Figure 5.. PPT1 inhibitor GNS561 potentiates STING-mediated anti-tumor immunity in a disseminated ovarian cancer mouse model.

(A) Schematic of BPPNM ovarian cancer transplant model and GNS561 treatment schedule in C57BL/6 mice. (B) Change in body weight over time of BPPNM ovarian cancer-bearing mice treated with vehicle or GNS561 (50 mg/kg) (n= 8 mice for vehicle and 9 mice for GNS561). (C) Representative IHC staining and quantification of STING positivity in BPPNM ovarian tumors from mice treated as in B for 10 days (n= 8 mice for vehicle and 9 mice for GNS561). Scale bar, 50μM. (D-E) Representative IHC staining and quantification of cleaved caspase-3 (CC3) (D) and Ki67 (E) positivity in BPPNM ovarian tumors from mice treated as in B for 10 days (n= 8 mice for vehicle and 9 mice for GNS561). Scale bars, 50 μM. (F-H) Flow cytometry analysis of CD8⁺ T cell (F), NK cell (G), and DC (H) numbers and activation in BPPNM ovarian tumors from mice treated as in B for 10 days (n=7 mice for vehicle and 9 mice for GNS561).(I) Representative IHC staining and quantification of GZMB⁺ cells in BPPNM ovarian tumors from mice treated as in B for 10 days (n= 8 mice for vehicle and 9 mice for GNS561). Scale bar, 50 μM. (J) Weights of BPPNM ovarian tumors after 10 day treatment as in B normalized to radiance from bioluminescent imaging of mice on Day 0 (n= 8 mice for vehicle and 9 mice for GNS561). Data represent ± SEM. P values were calculated by two-tailed, unpaired Student’s t-test.

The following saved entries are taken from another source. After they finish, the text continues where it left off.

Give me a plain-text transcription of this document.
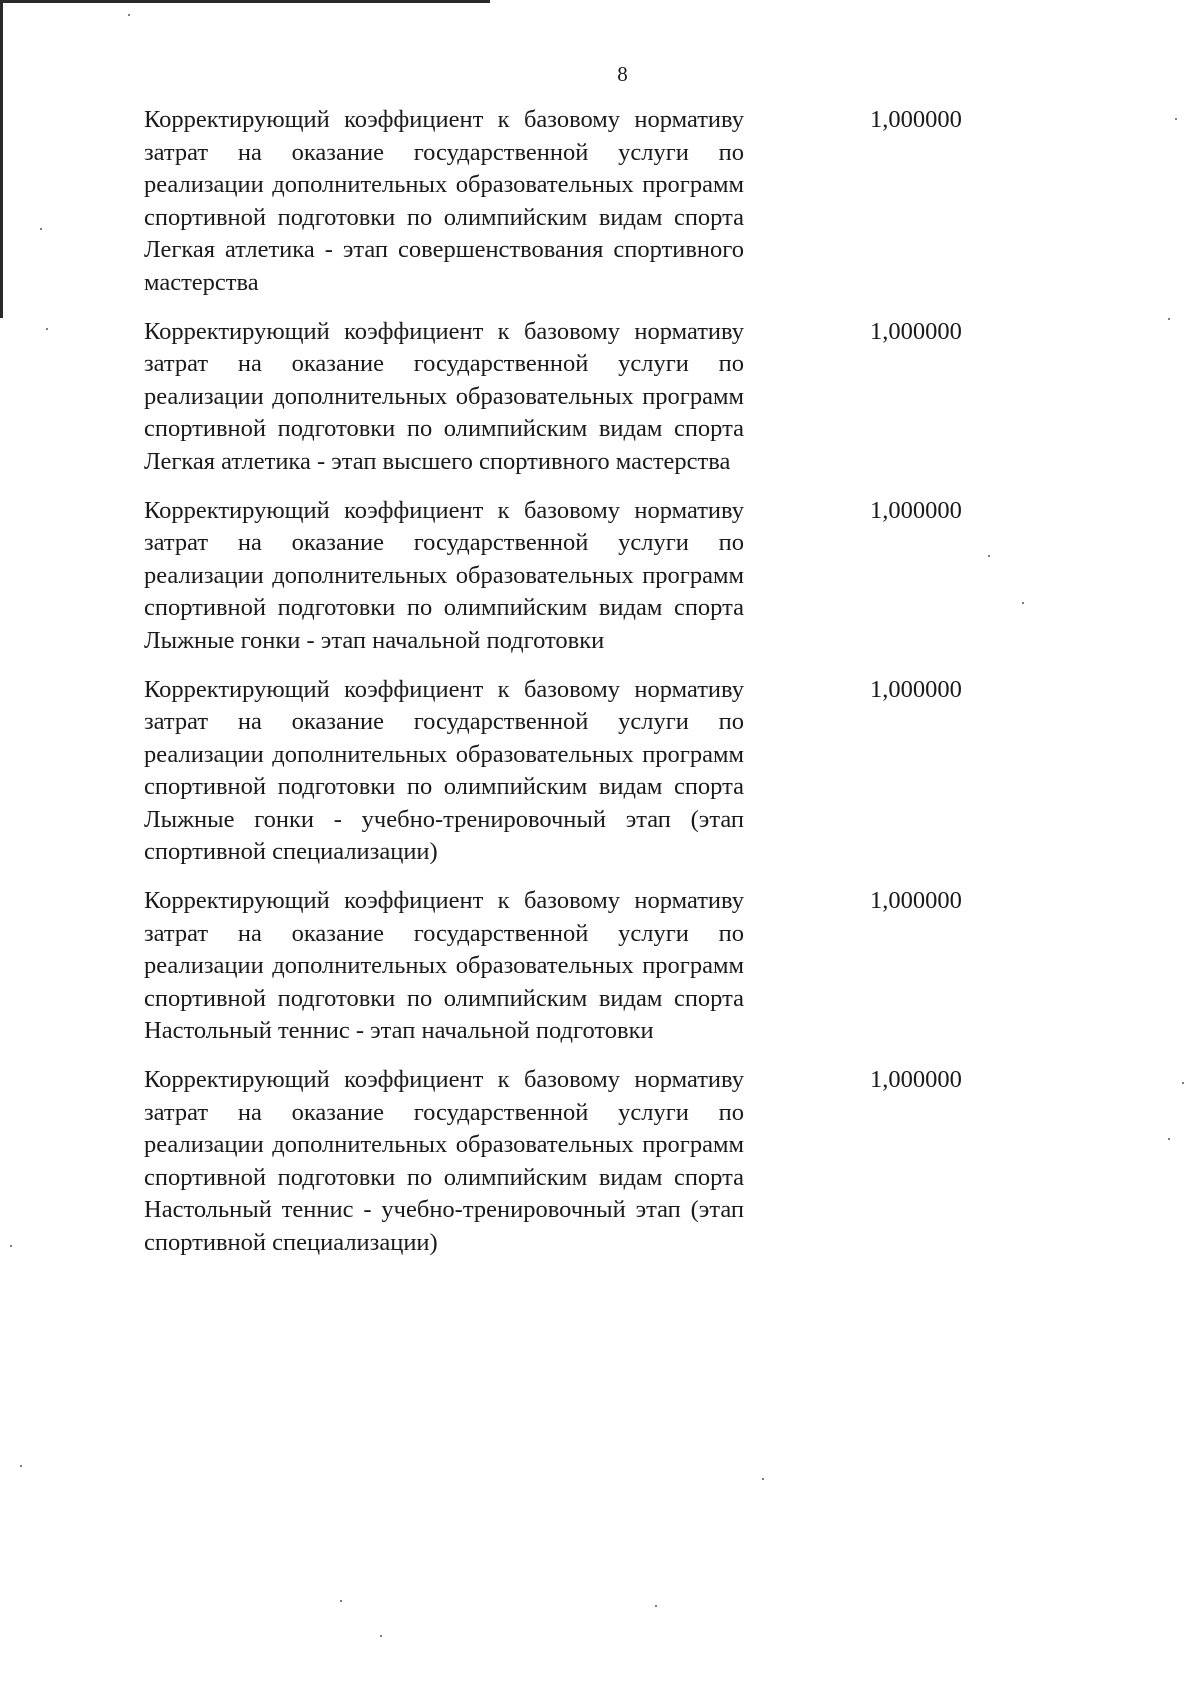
8
Корректирующий коэффициент к базовому нормативу затрат на оказание государственной услуги по реализации дополнительных образовательных программ спортивной подготовки по олимпийским видам спорта Легкая атлетика - этап совершенствования спортивного мастерства
1,000000
Корректирующий коэффициент к базовому нормативу затрат на оказание государственной услуги по реализации дополнительных образовательных программ спортивной подготовки по олимпийским видам спорта Легкая атлетика - этап высшего спортивного мастерства
1,000000
Корректирующий коэффициент к базовому нормативу затрат на оказание государственной услуги по реализации дополнительных образовательных программ спортивной подготовки по олимпийским видам спорта Лыжные гонки - этап начальной подготовки
1,000000
Корректирующий коэффициент к базовому нормативу затрат на оказание государственной услуги по реализации дополнительных образовательных программ спортивной подготовки по олимпийским видам спорта Лыжные гонки - учебно-тренировочный этап (этап спортивной специализации)
1,000000
Корректирующий коэффициент к базовому нормативу затрат на оказание государственной услуги по реализации дополнительных образовательных программ спортивной подготовки по олимпийским видам спорта Настольный теннис - этап начальной подготовки
1,000000
Корректирующий коэффициент к базовому нормативу затрат на оказание государственной услуги по реализации дополнительных образовательных программ спортивной подготовки по олимпийским видам спорта Настольный теннис - учебно-тренировочный этап (этап спортивной специализации)
1,000000
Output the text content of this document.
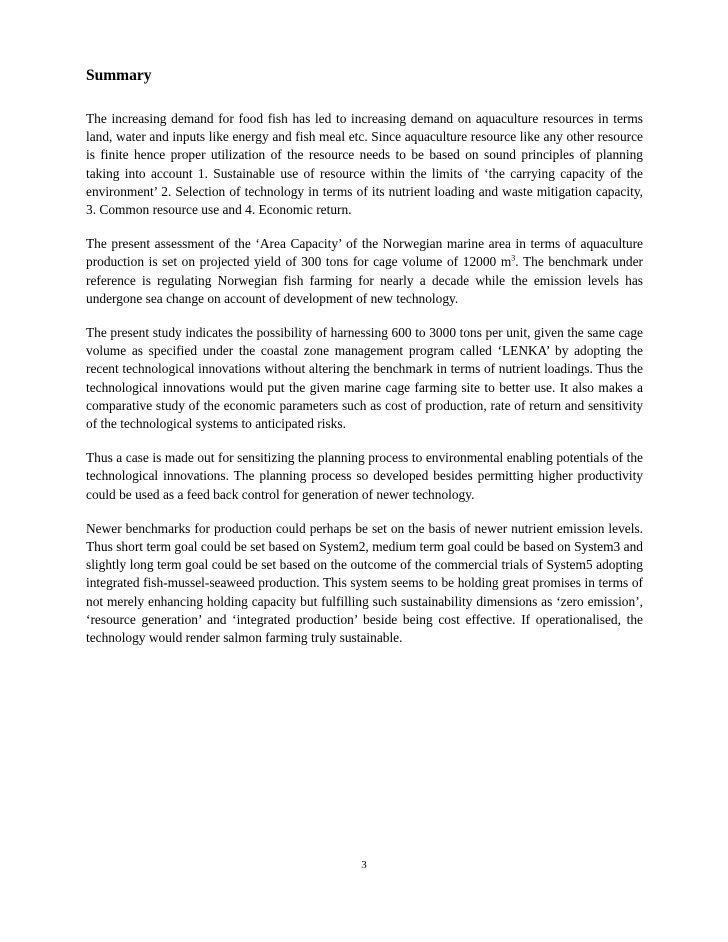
Summary

The increasing demand for food fish has led to increasing demand on aquaculture resources in terms land, water and inputs like energy and fish meal etc. Since aquaculture resource like any other resource is finite hence proper utilization of the resource needs to be based on sound principles of planning taking into account 1. Sustainable use of resource within the limits of ‘the carrying capacity of the environment’ 2. Selection of technology in terms of its nutrient loading and waste mitigation capacity, 3. Common resource use and 4. Economic return.

The present assessment of the ‘Area Capacity’ of the Norwegian marine area in terms of aquaculture production is set on projected yield of 300 tons for cage volume of 12000 $m^3$. The benchmark under reference is regulating Norwegian fish farming for nearly a decade while the emission levels has undergone sea change on account of development of new technology.

The present study indicates the possibility of harnessing 600 to 3000 tons per unit, given the same cage volume as specified under the coastal zone management program called ‘LENKA’ by adopting the recent technological innovations without altering the benchmark in terms of nutrient loadings. Thus the technological innovations would put the given marine cage farming site to better use. It also makes a comparative study of the economic parameters such as cost of production, rate of return and sensitivity of the technological systems to anticipated risks.

Thus a case is made out for sensitizing the planning process to environmental enabling potentials of the technological innovations. The planning process so developed besides permitting higher productivity could be used as a feed back control for generation of newer technology.

Newer benchmarks for production could perhaps be set on the basis of newer nutrient emission levels. Thus short term goal could be set based on System2, medium term goal could be based on System3 and slightly long term goal could be set based on the outcome of the commercial trials of System5 adopting integrated fish-mussel-seaweed production. This system seems to be holding great promises in terms of not merely enhancing holding capacity but fulfilling such sustainability dimensions as ‘zero emission’, ‘resource generation’ and ‘integrated production’ beside being cost effective. If operationalised, the technology would render salmon farming truly sustainable.

3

Figure 6.. High PPT1 expression correlates with reduced CD8⁺ T cell infiltration and poor immunotherapy outcomes in cancer patients.

(A-B) Representative IHC staining of ovarian and prostate tumor patient samples with high or low PPT1 expression. Scale bar, 50 μM. Quantification of CD8⁺ T cell numbers in ovarian (n=16) and prostate (n=10) cancer patient samples stratified by STING or PPT1 expression into high and low groups is shown on right. (C) Kaplan–Meier survival curves of ovarian cancer patients stratified by TMEM173 (STING) and PPT1 mRNA expression. (D) Kaplan–Meier survival curve of pan-cancer patients treated with combined anti-PD-1 and anti-CTLA-4 ICB therapy stratified based on PPT1 mRNA expression. Data represent ± SEM. P values were calculated by two-tailed, unpaired Student’s t-test (A,B) or log-rank test (C,D).